Former Teacher Mary Winkler celebrates 90th Birthday
By Troy Treasure
If all of Mary Winkler’s former students returned to Shelbina for a get-together on any given day, everyone would have to trek to the Shelby County Fairgrounds.
Where else would there be enough parking space for the automobiles, with license plates from all the states?
Known for her small stature but huge heart, Mrs. Winkler was joined by family, friends and former pupils (in several cases, one and the same) on Saturday, Oct. 19 at Salt River Community Care to celebrate her 90th birthday.
Mary Winkler was born Friday, October 25, 1929 in Lakenan, one day after the “Black Thursday” New York Stock Exchange crash began its six-day spiral leading to a decade-long global economic crisis, commonly known as the Great Depression.

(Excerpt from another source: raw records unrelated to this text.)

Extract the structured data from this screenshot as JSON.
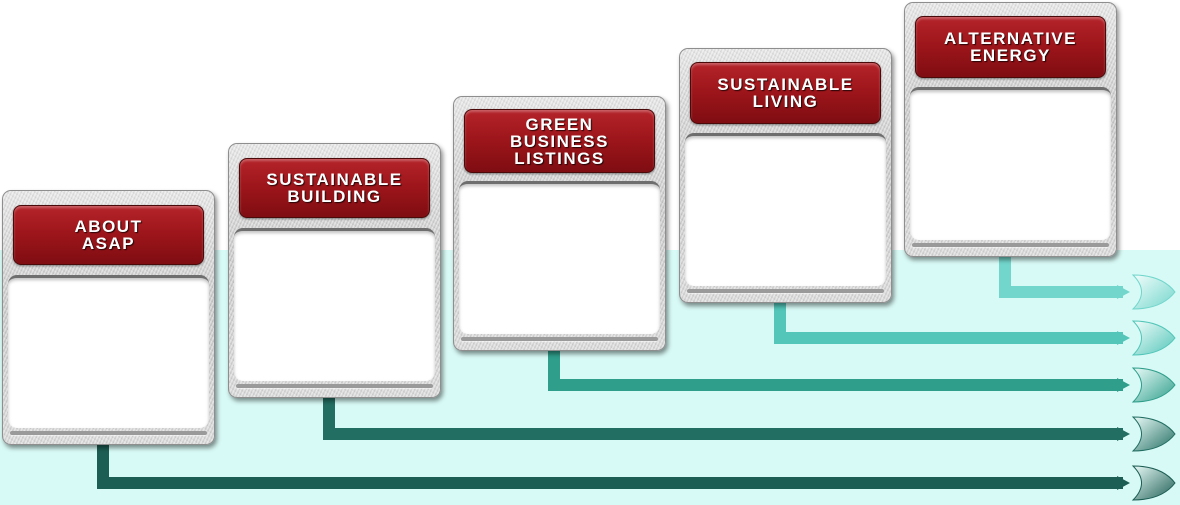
{
  "cards": [
    {
      "title": "ABOUT\nASAP"
    },
    {
      "title": "SUSTAINABLE\nBUILDING"
    },
    {
      "title": "GREEN\nBUSINESS\nLISTINGS"
    },
    {
      "title": "SUSTAINABLE\nLIVING"
    },
    {
      "title": "ALTERNATIVE\nENERGY"
    }
  ],
  "colors": {
    "title_bar": "#9e161b",
    "panel_background": "#d8faf6",
    "connector_1": "#1d5e54",
    "connector_2": "#236e62",
    "connector_3": "#2f9e8b",
    "connector_4": "#53c6b9",
    "connector_5": "#72d6cc"
  },
  "icons": [
    "leaf-arrow-icon"
  ]
}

When she graduated high school, Mary thought she was headed for a career in nursing. But the results of a medical examination intervened.
“I had a scholarship to go to Washington D.C. and (attend) St. Elizabeth’s Hospital for psychiatric nursing,” Mary said. “They told me I had a bad heart and I got sent home. I thought I was done-in and my mother said, ‘go to Kirksville (Northeast Missouri State Teachers College)’ because she had always wanted to go to school and didn’t get to when she was young.
“I started out the spring semester (of 1948). They didn’t have semesters then, they had quarters. I think I had 15-20 hours when I first started teaching.”
While many might know the origin of Mrs. Winkler’s career in education at the one-room Greenwell School south of Lakenan in the fall of 1948 at age 18, fewer likely realize Mary once took a sabbatical from teaching … then returned to it in Shelbina out of economic necessity in 1969.
“I went in and told them I wanted to teach. We (Mary and husband, Jack) had a bad farm year,” Mary said. “Mr. (James) Nevins said he wanted me to teach kindergarten and I said, oh, I don’t want to do that. ‘Well, there’s another opening, he said.’
“Two weeks later it came out in the paper that I was (emphasis Mary’s) going to teach kindergarten, but I loved it,” Mary continued. “I taught with DeEtte Carroll. We had a lot of student teachers in, too, from Kirksville. I got a note from DeEtte the other day.”
At one point, Mrs. Winkler had a little girl in kindergarten named Aundrea LeGrand. That girl, years later, did her student-teaching with Mary. Aundrea eventually became a teacher for Moberly Public Schools. Take a guess what Ms. LeGrand taught in Moberly? You are correct … kindergarten.
In a Facebook message to a Herald reporter, Ms. LeGrand had the following to say about Mrs. Winkler.
“When they ask you why did you go into teaching? Who influenced you to be an educator? I always go back to Mrs. Winkler, my kindergarten teacher,” LeGrand said. “If I could make a difference or make an impact on kids’ lives like she did mine, that is all I could hope to do as an educator myself.
“Thank you, Mrs. Winkler, for touching my life.”
Mary retired from teaching in 1992, 23 years with kindergarteners.
“I enjoyed it and I’ve enjoyed seeing the kids grow up, know what they do and how they’ve accomplished a lot,” Mary said. “To know who they were then, and see them now, is kind of a gift.”
The Shelby County Herald would like to acknowledge the assistance of Cathy Winkler and Sarah (Winkler) Vande Velde for this story.